On Thursday, a federal jury convicted three former Minneapolis policemen guilty of violating George Floyd of his constitutional rights by refusing to assist the restrained Black man trapped beneath their coworker’s knee, Reuters reported.
The jury also determined that officers Tou Thao, 36, J. Alexander Kueng, 28, and Thomas Lane, 38, caused Floyd’s death during the arrest on May 25, 2020, a conclusion that may impact the harshness of their sentences.
It’s an uncommon occurrence that a police officer is held criminally liable for the use of excessive force by a colleague. Floyd’s civil right to medical assistance was denied by all three men while he was in police custody.
Thao and Kueng were also found guilty of violating Floyd’s right to be free of excessive use of force by failing to intervene when their coworker Derek Chauvin kneeled on Floyd’s neck for more than nine minutes. Chauvin was found guilty of Floyd’s murder in a state court last year.
Thao, Kueng, and Lane will be released on bond until their sentencing hearing, which has not yet been set.
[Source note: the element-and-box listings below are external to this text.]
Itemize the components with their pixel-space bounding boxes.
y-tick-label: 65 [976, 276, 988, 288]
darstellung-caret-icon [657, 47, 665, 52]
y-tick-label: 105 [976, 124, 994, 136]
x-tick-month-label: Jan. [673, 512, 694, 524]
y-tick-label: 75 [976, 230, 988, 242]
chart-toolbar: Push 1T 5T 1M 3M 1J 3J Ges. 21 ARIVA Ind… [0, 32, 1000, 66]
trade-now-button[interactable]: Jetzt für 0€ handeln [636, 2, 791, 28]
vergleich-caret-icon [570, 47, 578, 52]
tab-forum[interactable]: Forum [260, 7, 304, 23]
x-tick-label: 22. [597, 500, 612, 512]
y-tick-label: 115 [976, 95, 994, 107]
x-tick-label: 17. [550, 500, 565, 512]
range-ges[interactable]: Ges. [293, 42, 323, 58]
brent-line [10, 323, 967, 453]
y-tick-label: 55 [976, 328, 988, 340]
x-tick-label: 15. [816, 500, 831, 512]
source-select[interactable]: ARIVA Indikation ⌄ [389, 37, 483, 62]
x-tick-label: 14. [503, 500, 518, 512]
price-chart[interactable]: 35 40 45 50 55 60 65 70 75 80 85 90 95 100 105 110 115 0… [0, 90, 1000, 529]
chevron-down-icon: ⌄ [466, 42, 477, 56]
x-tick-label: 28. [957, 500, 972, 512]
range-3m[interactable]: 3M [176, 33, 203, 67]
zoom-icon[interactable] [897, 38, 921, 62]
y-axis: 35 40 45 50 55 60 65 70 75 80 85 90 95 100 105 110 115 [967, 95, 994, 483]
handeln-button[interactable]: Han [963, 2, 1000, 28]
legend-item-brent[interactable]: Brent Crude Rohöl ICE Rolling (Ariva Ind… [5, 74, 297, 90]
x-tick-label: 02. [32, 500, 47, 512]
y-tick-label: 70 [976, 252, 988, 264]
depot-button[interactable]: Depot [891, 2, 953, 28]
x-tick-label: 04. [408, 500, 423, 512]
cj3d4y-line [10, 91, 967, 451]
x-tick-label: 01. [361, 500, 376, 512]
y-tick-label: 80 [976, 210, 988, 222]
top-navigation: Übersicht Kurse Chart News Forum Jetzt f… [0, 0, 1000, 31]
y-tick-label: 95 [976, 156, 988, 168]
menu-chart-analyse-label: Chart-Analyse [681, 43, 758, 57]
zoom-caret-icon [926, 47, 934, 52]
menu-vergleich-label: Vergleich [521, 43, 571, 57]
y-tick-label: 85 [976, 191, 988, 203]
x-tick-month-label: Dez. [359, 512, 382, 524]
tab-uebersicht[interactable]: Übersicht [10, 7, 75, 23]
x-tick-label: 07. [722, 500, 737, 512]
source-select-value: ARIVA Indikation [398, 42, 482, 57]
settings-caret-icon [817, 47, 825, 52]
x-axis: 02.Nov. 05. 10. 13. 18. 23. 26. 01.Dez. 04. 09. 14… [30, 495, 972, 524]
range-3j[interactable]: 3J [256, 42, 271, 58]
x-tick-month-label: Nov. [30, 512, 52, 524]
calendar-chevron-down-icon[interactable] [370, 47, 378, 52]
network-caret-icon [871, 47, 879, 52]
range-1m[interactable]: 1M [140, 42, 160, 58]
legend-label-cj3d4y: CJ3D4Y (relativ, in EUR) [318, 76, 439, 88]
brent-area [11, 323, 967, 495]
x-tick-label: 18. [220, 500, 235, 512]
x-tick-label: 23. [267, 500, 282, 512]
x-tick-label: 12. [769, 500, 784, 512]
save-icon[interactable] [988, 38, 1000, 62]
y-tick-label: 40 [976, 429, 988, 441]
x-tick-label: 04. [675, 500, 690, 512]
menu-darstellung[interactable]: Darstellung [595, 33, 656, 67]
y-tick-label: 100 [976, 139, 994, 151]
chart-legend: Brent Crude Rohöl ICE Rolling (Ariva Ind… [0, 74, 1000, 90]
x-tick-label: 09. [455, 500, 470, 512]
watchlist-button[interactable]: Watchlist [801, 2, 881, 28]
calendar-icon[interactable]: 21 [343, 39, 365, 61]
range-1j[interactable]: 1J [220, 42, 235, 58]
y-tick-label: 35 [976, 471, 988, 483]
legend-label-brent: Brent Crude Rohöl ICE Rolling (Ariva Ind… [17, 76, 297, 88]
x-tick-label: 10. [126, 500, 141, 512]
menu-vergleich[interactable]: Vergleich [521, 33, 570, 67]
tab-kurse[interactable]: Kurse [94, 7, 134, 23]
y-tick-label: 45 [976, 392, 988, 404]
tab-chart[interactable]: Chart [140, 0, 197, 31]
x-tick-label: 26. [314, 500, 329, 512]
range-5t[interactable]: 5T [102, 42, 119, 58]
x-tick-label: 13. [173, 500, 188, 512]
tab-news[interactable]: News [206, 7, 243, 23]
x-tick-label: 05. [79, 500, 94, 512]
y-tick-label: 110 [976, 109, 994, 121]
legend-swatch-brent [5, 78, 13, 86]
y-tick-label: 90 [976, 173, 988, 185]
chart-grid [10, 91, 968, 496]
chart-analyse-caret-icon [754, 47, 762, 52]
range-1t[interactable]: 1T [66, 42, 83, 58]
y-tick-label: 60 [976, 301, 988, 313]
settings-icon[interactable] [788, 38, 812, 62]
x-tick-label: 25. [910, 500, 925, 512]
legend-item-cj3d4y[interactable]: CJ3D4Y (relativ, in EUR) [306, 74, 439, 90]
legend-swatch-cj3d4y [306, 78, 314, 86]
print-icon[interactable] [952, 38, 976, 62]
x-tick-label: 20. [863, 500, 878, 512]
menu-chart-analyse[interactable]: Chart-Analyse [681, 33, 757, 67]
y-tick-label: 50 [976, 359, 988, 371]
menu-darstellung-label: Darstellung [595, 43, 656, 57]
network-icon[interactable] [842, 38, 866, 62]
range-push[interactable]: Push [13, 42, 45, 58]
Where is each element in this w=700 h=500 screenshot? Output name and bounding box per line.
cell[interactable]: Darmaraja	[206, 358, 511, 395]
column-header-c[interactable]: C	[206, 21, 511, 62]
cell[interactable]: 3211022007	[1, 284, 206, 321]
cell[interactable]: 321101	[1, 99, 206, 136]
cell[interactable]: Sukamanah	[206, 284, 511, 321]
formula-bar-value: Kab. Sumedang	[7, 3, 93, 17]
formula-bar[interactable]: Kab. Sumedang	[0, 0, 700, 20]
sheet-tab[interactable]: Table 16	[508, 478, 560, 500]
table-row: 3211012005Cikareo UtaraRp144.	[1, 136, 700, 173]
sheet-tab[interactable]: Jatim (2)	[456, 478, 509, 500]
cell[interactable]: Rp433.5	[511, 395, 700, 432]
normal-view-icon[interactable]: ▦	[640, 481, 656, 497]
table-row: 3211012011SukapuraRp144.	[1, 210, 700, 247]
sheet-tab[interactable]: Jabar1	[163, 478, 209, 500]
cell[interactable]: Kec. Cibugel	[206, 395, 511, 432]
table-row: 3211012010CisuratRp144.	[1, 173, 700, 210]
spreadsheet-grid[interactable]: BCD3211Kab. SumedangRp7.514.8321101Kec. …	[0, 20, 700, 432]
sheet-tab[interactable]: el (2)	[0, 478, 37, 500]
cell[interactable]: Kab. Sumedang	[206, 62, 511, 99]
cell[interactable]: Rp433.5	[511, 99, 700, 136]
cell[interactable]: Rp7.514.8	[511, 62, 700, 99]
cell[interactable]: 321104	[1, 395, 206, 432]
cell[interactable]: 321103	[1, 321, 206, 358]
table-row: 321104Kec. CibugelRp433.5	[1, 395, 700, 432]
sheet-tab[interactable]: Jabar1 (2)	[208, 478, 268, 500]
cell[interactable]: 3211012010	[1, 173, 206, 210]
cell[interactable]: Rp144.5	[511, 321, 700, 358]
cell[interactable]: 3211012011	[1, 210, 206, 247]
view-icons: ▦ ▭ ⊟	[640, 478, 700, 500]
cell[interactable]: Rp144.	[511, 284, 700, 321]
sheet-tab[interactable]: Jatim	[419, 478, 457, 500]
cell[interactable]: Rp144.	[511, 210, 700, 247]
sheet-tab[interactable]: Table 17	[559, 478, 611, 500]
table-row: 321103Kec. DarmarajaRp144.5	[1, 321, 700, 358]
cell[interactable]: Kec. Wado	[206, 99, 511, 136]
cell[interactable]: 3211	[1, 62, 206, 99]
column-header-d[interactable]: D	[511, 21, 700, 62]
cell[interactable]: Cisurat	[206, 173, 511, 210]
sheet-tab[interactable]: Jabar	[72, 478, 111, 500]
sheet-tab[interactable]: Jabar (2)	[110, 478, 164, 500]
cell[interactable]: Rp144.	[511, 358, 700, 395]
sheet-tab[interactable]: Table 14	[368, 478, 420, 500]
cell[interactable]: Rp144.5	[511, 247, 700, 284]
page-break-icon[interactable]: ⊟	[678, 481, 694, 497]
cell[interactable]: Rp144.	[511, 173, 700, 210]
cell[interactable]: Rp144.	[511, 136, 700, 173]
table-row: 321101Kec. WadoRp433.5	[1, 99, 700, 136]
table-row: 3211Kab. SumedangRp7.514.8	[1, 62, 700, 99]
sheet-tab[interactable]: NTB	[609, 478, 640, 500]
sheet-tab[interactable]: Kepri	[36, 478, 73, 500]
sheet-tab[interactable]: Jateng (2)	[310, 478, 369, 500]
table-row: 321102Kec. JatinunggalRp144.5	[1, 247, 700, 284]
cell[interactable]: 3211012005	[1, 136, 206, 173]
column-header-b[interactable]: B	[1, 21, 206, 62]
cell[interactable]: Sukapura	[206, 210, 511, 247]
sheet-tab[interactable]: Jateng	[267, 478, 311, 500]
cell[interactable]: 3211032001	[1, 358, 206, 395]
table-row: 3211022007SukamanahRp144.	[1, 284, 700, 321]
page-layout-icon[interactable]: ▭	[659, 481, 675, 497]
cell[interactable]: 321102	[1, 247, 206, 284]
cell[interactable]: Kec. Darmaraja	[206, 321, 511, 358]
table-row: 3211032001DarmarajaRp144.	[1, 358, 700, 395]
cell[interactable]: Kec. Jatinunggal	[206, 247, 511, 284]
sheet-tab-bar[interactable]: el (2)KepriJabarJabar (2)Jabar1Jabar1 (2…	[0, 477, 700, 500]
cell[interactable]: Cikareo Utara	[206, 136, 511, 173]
Prosecutors have not yet decided on a punishment, but the men might face years in jail.
“This is just accountability,” Philonise Floyd told reporters after the verdict was read. “It could never be justice because I can never get my brother back.”
The decision came only two days after a Georgia jury convicted three white men guilty of federal hate crimes in the shooting death of Ahmaud Arbery, a young Black man who was shot while fleeing through a predominantly white community.
Federal prosecutors said in U.S. District Court in St. Paul that the men owed it to Floyd, who pleaded for his life until collapsing beneath Chauvin’s knee, because of their training and “basic human decency.”
Floyd’s death spurred protests against law enforcement violence and racism in cities throughout the world.